The causeway has also brought more worrying problems.
Before it was built, islanders ate only seafood, some greens and ric, and used organic materials like coconut shells and palm fronds as bags.
Easy access to the mainland introduced cheap packaged foods, water bottles and plastic bags and no waste management system to deal with it.
The result is that Bungin Island has been turned into a rubbish dump; its shores are carpeted with tonnes of rotting waste – all of which ends up in the delicate marine ecosystem the Bajau depend on to survive.
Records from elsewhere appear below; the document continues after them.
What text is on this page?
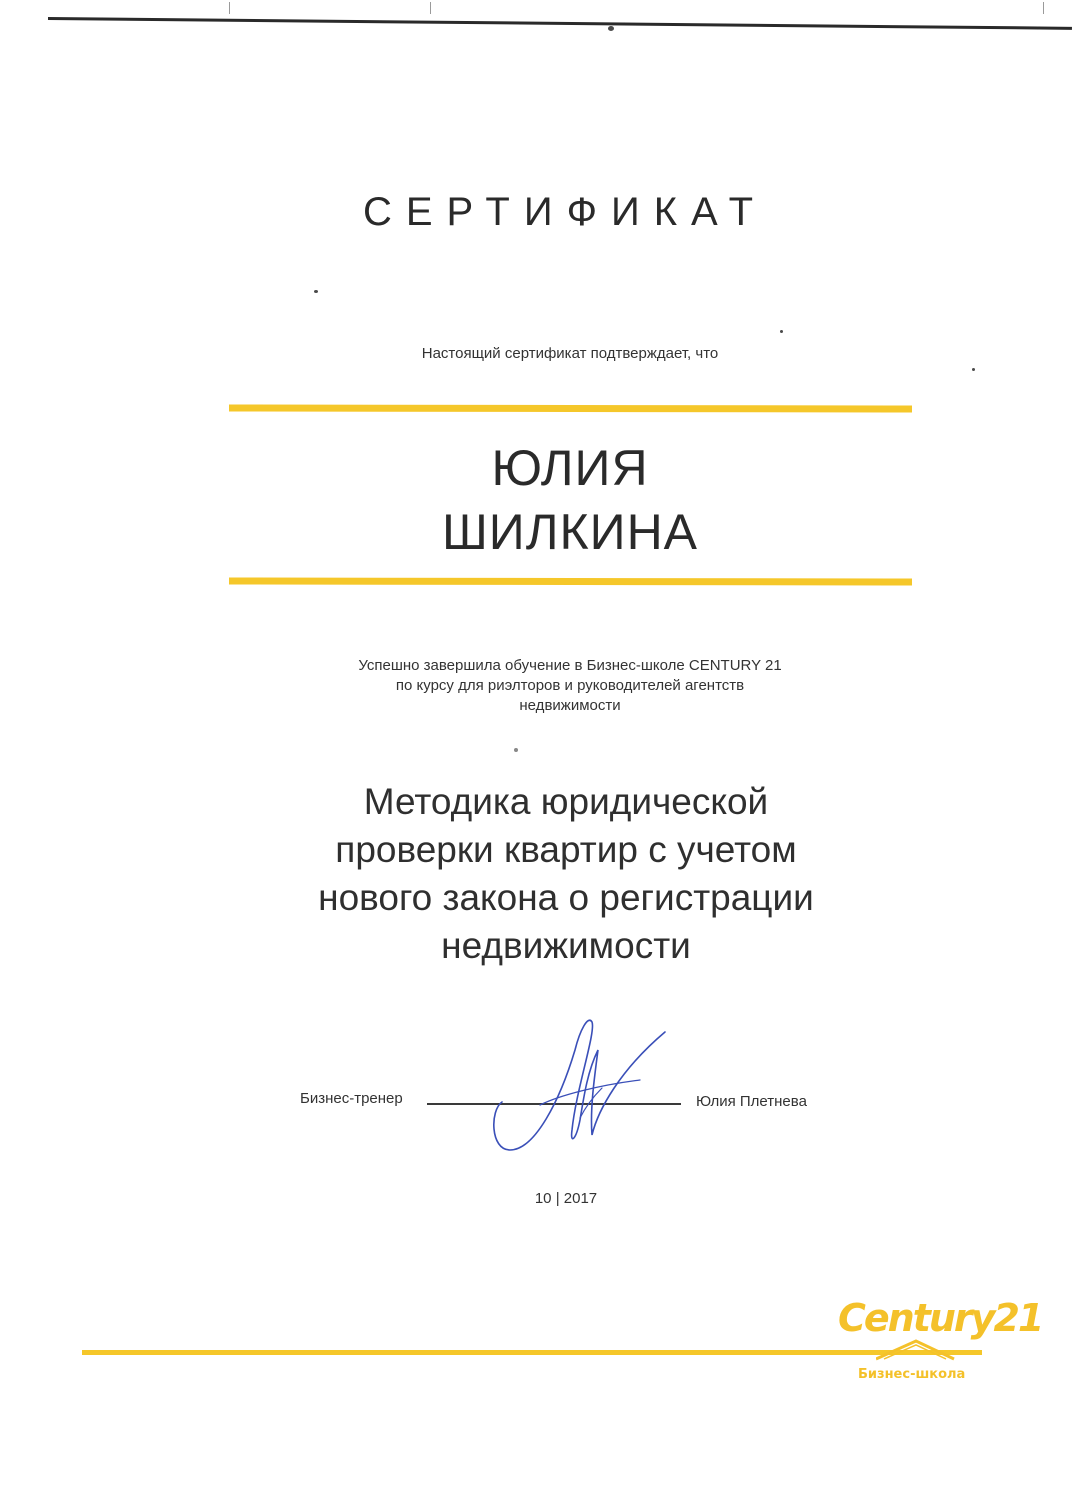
СЕРТИФИКАТ
Настоящий сертификат подтверждает, что
ЮЛИЯ
ШИЛКИНА
Успешно завершила обучение в Бизнес-школе CENTURY 21
по курсу для риэлторов и руководителей агентств
недвижимости
Методика юридической
проверки квартир с учетом
нового закона о регистрации
недвижимости
Бизнес-тренер	Юлия Плетнева
10 | 2017
Century21
Бизнес-школа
When asked about the problem, islanders laugh – a typical Indonesian response to awkward questions and social situations.
But a study published by the University of Queensland in July on plastic literacy in remote Indonesian coastal communities found a majority of people in the communities did not see the plastic waste as a threat and believed its only negative effect was to “make the village look dirty”.
The study’s authors suggested a two-pronged solution: the creation of “rubbish banks” – a term used in Indonesia for a recycling facility where plastic can be sold, sorted, shredded and moved down the value chain; and plastic awareness and environmental education.
Awareness initiatives have already led to changes of some centuries-old traditions.
In the past, customary law dictated that young people who wanted to marry had to harvest coral to build a home of their own. The 21st-century residents of Bungin have different ideas.
“Now, if you get married, you stay with your parents and slowly, you save up money to buy a house on Bungin,” said Surat. “Most people do it this way because it’s easier than building with coral and doesn’t hurt the reef where the fish live so we can keep on fishing.”